Methodology and Instrumentation

The method employs gas chromatography with flame ionization detection to separate FAMEs ranging from C6:0 to C22:6. Samples were prepared in hexane at a total concentration of 10,000 µg/mL and injected using a 1 µL split (20:1) mode.

Used Instrumentation

• Column: Rt-2560, 100 m × 0.25 mm ID, 0.20 µm film thickness
• Gas chromatograph: Agilent 7890A GC
• Detector: FID at 250 °C
• Inlet liner: Topaz 4.0 mm ID Precision inlet liner with wool
• Carrier gas: Hydrogen at 2.5 mL/min constant flow
• Oven program: 180 °C (hold 32 min) to 215 °C at 20 °C/min (hold 30.25 min)
• Make-up gas: Constant hydrogen at 52 mL/min, air at 400 mL/min

Main Results and Discussion

The method achieved clear baseline separation of 36 FAME components, including critical resolution of cis-11-C20:1 and cis-9,12,15-C18:3 (Rs = 2.03). Retention times spanned from 4.74 min (C6:0) to 42.51 min (C22:6). Quantitation was demonstrated at concentrations between 200–600 µg/mL for individual esters.

Benefits and Practical Applications

• Robust separation supports routine quality control in edible oil production and blends.
• Hydrogen carrier gas reduces analysis time and improves efficiency compared to helium.
• High resolution enables detection of minor unsaturated isomers and contaminants.

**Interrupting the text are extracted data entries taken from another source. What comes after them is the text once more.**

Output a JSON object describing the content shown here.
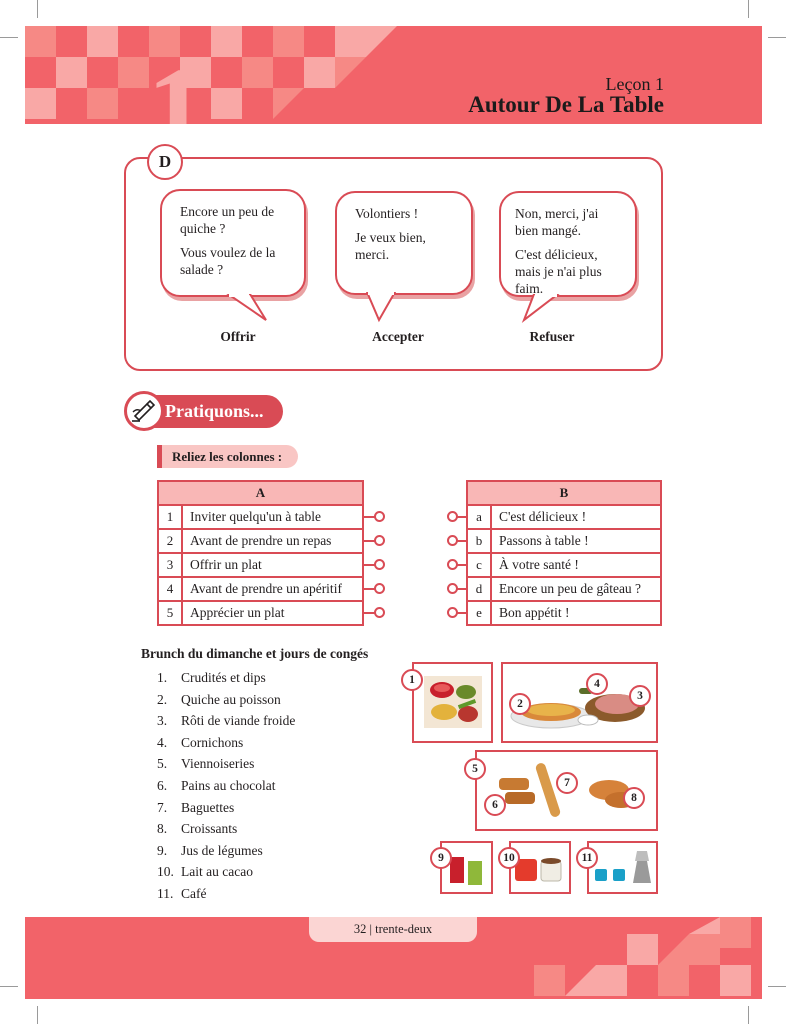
{
  "header": {
    "big_number": "1",
    "lesson_label": "Leçon 1",
    "lesson_title": "Autour De La Table"
  },
  "section_d": {
    "badge": "D",
    "bubbles": [
      {
        "lines": [
          "Encore un peu de quiche ?",
          "Vous voulez de la salade ?"
        ],
        "label": "Offrir"
      },
      {
        "lines": [
          "Volontiers !",
          "Je veux bien, merci."
        ],
        "label": "Accepter"
      },
      {
        "lines": [
          "Non, merci, j'ai bien mangé.",
          "C'est délicieux, mais je n'ai plus faim."
        ],
        "label": "Refuser"
      }
    ]
  },
  "practice": {
    "title": "Pratiquons...",
    "icon": "writing-hand-icon",
    "instruction": "Reliez les colonnes :"
  },
  "table_a": {
    "header": "A",
    "rows": [
      {
        "num": "1",
        "text": "Inviter quelqu'un à table"
      },
      {
        "num": "2",
        "text": "Avant de prendre un repas"
      },
      {
        "num": "3",
        "text": "Offrir un plat"
      },
      {
        "num": "4",
        "text": "Avant de prendre un apéritif"
      },
      {
        "num": "5",
        "text": "Apprécier un plat"
      }
    ]
  },
  "table_b": {
    "header": "B",
    "rows": [
      {
        "letter": "a",
        "text": "C'est délicieux !"
      },
      {
        "letter": "b",
        "text": "Passons à table !"
      },
      {
        "letter": "c",
        "text": "À votre santé !"
      },
      {
        "letter": "d",
        "text": "Encore un peu de gâteau ?"
      },
      {
        "letter": "e",
        "text": "Bon appétit !"
      }
    ]
  },
  "brunch": {
    "title": "Brunch du dimanche et jours de congés",
    "items": [
      {
        "n": "1.",
        "text": "Crudités et dips"
      },
      {
        "n": "2.",
        "text": "Quiche au poisson"
      },
      {
        "n": "3.",
        "text": "Rôti de viande froide"
      },
      {
        "n": "4.",
        "text": "Cornichons"
      },
      {
        "n": "5.",
        "text": "Viennoiseries"
      },
      {
        "n": "6.",
        "text": "Pains au chocolat"
      },
      {
        "n": "7.",
        "text": "Baguettes"
      },
      {
        "n": "8.",
        "text": "Croissants"
      },
      {
        "n": "9.",
        "text": "Jus de légumes"
      },
      {
        "n": "10.",
        "text": "Lait au cacao"
      },
      {
        "n": "11.",
        "text": "Café"
      }
    ],
    "photo_numbers": [
      "1",
      "2",
      "3",
      "4",
      "5",
      "6",
      "7",
      "8",
      "9",
      "10",
      "11"
    ]
  },
  "footer": {
    "page": "32 | trente-deux"
  },
  "colors": {
    "banner": "#f26369",
    "accent": "#d94b55",
    "light": "#f9b7b6"
  }
}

Future Trends and Opportunities

Advances in fast GC and UHPLC may further reduce run times while maintaining resolution. Integration with mass spectrometry and automated data processing will enhance throughput and compound identification, enabling comprehensive lipid profiling in food research and authentication.

Conclusion

This method demonstrates reliable separation and quantitation of a wide range of food industry FAMEs using hydrogen carrier gas on an Rt-2560 column. It provides a practical, high-resolution approach for quality control laboratories.

Reference

AOCS Official Method Ce-1j-07. Restek Corporation application note: Food Industry FAMEs on Rt-2560 using H2.